Why is it that most people don’t ask me how I’m doing and really mean it? Why is it that they don’t want to actually know what my feelings are? Why is it that when they ask me how I am and I say “Not so good today” that they are so shocked? Am I not allowed to still feel pain? Just because my physical pain is gone, it doesn’t mean that I’m emotionally better – at least not all the time. On the other hand, why is it that others who really do want to know my feelings are shocked when I say I’m fine? Am I supposed to feel terrible all the time? I don’t.

Why do I feel like I need to adjust to make them feel good? Why do I have to minimize my situation just so they aren’t uncomfortable? Why is it that some people will be offended if they read this? Will they judge me for the way I’m handling things? Why do some people feel like they can tell me how to better handle the situation when they’ve never been there themselves?
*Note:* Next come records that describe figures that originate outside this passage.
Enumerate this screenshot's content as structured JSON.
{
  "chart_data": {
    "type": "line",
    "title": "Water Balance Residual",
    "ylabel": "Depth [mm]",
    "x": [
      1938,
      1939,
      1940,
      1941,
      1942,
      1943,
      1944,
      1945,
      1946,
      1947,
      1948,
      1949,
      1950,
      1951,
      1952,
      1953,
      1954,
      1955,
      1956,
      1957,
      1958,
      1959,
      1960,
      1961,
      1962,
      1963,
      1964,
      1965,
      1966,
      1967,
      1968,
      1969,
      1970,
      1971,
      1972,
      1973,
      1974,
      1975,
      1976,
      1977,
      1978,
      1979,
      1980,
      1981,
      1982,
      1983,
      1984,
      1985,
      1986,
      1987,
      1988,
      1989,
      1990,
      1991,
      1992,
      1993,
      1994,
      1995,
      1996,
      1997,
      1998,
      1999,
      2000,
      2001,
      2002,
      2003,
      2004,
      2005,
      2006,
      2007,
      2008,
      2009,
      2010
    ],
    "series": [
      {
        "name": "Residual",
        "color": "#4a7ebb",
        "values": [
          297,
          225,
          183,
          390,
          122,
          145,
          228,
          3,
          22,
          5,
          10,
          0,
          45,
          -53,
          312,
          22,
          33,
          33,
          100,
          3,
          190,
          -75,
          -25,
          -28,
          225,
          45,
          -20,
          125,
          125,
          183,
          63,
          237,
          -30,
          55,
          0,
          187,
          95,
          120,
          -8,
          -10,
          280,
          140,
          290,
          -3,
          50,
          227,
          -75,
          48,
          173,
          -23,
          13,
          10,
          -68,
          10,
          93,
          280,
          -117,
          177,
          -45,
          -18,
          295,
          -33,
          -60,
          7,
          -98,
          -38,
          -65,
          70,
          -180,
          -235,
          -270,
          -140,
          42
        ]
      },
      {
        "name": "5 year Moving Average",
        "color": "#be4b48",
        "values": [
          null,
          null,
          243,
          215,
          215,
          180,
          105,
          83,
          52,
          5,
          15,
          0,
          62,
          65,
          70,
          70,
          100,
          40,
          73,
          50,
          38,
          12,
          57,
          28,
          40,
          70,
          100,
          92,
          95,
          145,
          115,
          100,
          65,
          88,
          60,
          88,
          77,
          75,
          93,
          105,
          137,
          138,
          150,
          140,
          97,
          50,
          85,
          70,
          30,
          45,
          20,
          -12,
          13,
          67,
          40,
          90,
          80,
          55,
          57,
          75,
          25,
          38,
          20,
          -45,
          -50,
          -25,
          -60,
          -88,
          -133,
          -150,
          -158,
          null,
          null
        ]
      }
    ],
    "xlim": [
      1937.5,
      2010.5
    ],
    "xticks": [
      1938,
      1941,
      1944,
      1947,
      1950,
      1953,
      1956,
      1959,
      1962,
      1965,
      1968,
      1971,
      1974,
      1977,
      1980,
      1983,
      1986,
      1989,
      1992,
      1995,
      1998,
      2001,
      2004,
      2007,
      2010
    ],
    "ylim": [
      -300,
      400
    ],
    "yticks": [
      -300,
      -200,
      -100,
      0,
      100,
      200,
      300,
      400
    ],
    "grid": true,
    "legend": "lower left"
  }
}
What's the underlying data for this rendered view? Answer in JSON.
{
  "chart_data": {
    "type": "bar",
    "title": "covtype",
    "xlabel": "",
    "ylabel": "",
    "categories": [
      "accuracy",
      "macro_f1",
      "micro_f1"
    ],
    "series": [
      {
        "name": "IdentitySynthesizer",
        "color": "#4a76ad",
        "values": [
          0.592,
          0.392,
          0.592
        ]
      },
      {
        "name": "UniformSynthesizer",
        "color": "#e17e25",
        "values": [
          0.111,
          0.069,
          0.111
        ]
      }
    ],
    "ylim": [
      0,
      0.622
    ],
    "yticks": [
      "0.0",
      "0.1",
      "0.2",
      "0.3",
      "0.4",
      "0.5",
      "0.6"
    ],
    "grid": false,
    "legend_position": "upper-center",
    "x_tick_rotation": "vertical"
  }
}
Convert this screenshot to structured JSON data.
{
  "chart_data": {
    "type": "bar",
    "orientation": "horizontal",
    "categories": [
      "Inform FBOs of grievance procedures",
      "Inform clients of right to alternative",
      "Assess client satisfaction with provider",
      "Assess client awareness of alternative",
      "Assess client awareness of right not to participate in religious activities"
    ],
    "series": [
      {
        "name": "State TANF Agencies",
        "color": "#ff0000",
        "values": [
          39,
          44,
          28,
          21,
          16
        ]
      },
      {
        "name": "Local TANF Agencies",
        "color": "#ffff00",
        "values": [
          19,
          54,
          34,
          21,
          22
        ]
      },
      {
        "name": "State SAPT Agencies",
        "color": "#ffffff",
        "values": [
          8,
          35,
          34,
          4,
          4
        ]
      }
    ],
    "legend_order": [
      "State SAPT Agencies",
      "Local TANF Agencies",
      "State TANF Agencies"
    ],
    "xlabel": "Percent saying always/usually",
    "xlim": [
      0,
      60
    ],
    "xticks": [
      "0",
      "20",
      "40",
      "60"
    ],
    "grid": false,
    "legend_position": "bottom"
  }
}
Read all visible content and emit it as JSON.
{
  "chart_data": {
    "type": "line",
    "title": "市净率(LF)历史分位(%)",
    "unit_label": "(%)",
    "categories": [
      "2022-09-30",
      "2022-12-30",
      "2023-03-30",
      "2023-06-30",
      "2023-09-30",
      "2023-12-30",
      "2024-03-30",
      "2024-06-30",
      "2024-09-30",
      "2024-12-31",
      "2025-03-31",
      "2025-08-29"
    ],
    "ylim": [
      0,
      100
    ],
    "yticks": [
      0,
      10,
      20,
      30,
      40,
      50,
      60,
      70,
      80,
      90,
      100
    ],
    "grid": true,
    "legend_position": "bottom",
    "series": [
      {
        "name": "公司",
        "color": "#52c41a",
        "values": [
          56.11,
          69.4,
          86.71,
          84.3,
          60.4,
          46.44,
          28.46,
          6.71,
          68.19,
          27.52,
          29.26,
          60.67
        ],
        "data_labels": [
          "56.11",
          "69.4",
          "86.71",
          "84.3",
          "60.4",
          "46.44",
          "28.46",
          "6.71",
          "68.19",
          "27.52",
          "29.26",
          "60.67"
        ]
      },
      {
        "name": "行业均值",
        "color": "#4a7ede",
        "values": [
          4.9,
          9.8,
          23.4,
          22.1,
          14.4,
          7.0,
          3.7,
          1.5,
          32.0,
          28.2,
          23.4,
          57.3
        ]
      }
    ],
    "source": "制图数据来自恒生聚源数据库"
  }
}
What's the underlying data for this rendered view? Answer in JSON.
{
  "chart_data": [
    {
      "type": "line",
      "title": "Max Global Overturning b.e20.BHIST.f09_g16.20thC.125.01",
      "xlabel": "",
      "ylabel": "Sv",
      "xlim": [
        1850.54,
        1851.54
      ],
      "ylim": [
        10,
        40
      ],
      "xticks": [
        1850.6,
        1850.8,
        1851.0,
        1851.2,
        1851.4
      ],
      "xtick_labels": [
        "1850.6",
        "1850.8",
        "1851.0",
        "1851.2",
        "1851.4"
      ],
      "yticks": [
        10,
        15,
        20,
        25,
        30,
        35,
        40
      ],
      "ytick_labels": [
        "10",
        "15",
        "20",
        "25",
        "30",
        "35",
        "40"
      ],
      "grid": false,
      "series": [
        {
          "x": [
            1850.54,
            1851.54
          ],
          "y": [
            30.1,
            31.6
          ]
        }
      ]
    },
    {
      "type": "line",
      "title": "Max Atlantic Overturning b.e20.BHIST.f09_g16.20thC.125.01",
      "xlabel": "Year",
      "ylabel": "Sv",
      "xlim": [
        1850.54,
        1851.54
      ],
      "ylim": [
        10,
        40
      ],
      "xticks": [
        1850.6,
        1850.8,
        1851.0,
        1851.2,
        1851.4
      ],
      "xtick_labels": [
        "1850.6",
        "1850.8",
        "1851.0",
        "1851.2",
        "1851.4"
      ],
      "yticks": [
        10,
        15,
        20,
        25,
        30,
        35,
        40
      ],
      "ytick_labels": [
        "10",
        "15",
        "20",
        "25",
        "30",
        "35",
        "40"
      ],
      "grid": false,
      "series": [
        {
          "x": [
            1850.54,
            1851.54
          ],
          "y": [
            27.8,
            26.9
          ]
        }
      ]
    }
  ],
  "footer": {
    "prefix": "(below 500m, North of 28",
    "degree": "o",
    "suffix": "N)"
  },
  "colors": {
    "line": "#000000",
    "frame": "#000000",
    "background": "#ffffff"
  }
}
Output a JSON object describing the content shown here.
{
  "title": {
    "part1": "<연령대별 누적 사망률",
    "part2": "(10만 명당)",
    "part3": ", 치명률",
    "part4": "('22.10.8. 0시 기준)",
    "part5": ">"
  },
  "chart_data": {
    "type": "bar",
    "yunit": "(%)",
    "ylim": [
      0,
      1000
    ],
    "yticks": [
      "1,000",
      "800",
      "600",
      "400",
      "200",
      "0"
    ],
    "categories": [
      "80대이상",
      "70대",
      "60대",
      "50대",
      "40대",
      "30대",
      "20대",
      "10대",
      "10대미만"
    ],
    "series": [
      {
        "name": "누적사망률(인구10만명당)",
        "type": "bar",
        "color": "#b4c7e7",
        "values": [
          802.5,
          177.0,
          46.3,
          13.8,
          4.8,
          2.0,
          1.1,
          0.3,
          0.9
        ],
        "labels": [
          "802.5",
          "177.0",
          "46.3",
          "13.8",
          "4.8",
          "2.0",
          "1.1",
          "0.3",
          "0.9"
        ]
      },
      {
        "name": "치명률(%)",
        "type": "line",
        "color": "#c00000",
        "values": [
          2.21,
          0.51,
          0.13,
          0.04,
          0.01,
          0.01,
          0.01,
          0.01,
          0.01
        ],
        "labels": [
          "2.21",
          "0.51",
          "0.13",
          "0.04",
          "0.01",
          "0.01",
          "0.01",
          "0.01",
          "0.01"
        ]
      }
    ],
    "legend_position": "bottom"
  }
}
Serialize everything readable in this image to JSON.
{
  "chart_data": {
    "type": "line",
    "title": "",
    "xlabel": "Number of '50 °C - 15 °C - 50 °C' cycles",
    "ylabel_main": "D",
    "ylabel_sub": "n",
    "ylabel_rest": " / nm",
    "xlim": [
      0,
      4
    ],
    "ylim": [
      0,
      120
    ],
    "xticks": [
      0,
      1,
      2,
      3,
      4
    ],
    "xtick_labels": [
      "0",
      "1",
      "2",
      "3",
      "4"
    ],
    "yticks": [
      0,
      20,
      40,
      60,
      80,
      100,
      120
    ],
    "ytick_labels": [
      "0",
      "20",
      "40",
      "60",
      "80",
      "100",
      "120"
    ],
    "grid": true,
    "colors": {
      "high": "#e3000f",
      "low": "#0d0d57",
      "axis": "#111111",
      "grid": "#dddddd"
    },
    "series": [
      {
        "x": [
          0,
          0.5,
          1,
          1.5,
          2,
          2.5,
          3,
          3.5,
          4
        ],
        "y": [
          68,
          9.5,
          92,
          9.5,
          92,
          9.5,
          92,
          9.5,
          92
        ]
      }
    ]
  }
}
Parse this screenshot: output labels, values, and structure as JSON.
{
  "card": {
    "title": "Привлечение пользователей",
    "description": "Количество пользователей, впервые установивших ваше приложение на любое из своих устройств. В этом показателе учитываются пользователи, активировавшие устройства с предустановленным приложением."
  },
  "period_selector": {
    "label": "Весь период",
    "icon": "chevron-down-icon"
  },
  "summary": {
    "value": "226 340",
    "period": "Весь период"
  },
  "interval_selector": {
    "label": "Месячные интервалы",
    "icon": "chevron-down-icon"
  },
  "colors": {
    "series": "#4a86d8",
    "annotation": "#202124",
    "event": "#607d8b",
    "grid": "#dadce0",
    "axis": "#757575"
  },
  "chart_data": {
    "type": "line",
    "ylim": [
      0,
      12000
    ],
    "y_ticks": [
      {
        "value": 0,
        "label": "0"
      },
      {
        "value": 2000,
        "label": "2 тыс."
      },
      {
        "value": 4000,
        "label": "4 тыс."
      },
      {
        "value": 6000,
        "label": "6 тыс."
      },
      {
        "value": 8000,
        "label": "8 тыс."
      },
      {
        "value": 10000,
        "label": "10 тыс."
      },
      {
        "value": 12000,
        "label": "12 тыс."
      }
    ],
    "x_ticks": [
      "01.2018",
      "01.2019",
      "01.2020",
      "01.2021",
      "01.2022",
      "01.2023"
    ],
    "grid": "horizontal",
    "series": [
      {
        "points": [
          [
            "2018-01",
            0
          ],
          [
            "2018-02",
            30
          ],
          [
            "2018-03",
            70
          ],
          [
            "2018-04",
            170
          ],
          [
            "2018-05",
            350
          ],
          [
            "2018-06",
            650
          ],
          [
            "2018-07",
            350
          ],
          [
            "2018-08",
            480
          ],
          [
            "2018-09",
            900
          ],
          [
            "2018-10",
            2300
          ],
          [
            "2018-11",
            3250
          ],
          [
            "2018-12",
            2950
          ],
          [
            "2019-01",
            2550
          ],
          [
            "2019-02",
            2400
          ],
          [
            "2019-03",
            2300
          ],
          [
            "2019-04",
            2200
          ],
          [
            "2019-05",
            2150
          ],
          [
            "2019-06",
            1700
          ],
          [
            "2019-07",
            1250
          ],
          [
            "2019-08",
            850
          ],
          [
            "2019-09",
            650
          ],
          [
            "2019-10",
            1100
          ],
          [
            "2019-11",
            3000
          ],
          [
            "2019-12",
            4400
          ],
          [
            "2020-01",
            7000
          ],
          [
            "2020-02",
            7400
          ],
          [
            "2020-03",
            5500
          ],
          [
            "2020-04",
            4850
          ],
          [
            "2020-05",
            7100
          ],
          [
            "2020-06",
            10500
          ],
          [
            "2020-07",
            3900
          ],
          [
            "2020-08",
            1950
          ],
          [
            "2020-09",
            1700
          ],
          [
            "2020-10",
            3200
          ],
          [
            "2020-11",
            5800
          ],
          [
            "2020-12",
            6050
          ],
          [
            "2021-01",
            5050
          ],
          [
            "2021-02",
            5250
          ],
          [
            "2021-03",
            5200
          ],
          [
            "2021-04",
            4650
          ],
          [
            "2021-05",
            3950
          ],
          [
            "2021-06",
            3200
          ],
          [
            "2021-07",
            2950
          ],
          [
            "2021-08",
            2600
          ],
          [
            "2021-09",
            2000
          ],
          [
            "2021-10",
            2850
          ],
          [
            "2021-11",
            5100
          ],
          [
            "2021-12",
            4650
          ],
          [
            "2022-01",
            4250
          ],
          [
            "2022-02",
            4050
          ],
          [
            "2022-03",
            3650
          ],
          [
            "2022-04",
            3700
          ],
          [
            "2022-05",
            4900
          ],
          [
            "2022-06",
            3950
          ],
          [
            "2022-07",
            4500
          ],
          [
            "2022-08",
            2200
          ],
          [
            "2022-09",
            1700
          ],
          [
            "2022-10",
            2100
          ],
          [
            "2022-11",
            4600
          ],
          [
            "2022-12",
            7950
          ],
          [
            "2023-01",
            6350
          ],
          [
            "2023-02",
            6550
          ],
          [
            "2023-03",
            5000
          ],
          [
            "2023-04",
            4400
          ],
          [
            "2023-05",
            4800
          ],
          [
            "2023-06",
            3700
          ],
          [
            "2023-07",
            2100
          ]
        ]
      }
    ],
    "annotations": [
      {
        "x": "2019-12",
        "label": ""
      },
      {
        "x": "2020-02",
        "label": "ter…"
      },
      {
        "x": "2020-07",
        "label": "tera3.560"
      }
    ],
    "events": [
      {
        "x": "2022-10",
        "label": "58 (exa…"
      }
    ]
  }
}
I sometimes don’t need things “fixed” but just need to be heard. Why do some people work so hard at making me feel bad for having these feelings, or why do I feel bad at all for having these feelings? I shouldn’t have to worry about what others think. Why do some take it personally when I’m sad – they should know I’m not sad because of them, but sometimes I’m sad when I’m around them. Those are two very different things.

Why is it that I don’t feel very many people care anymore? Why?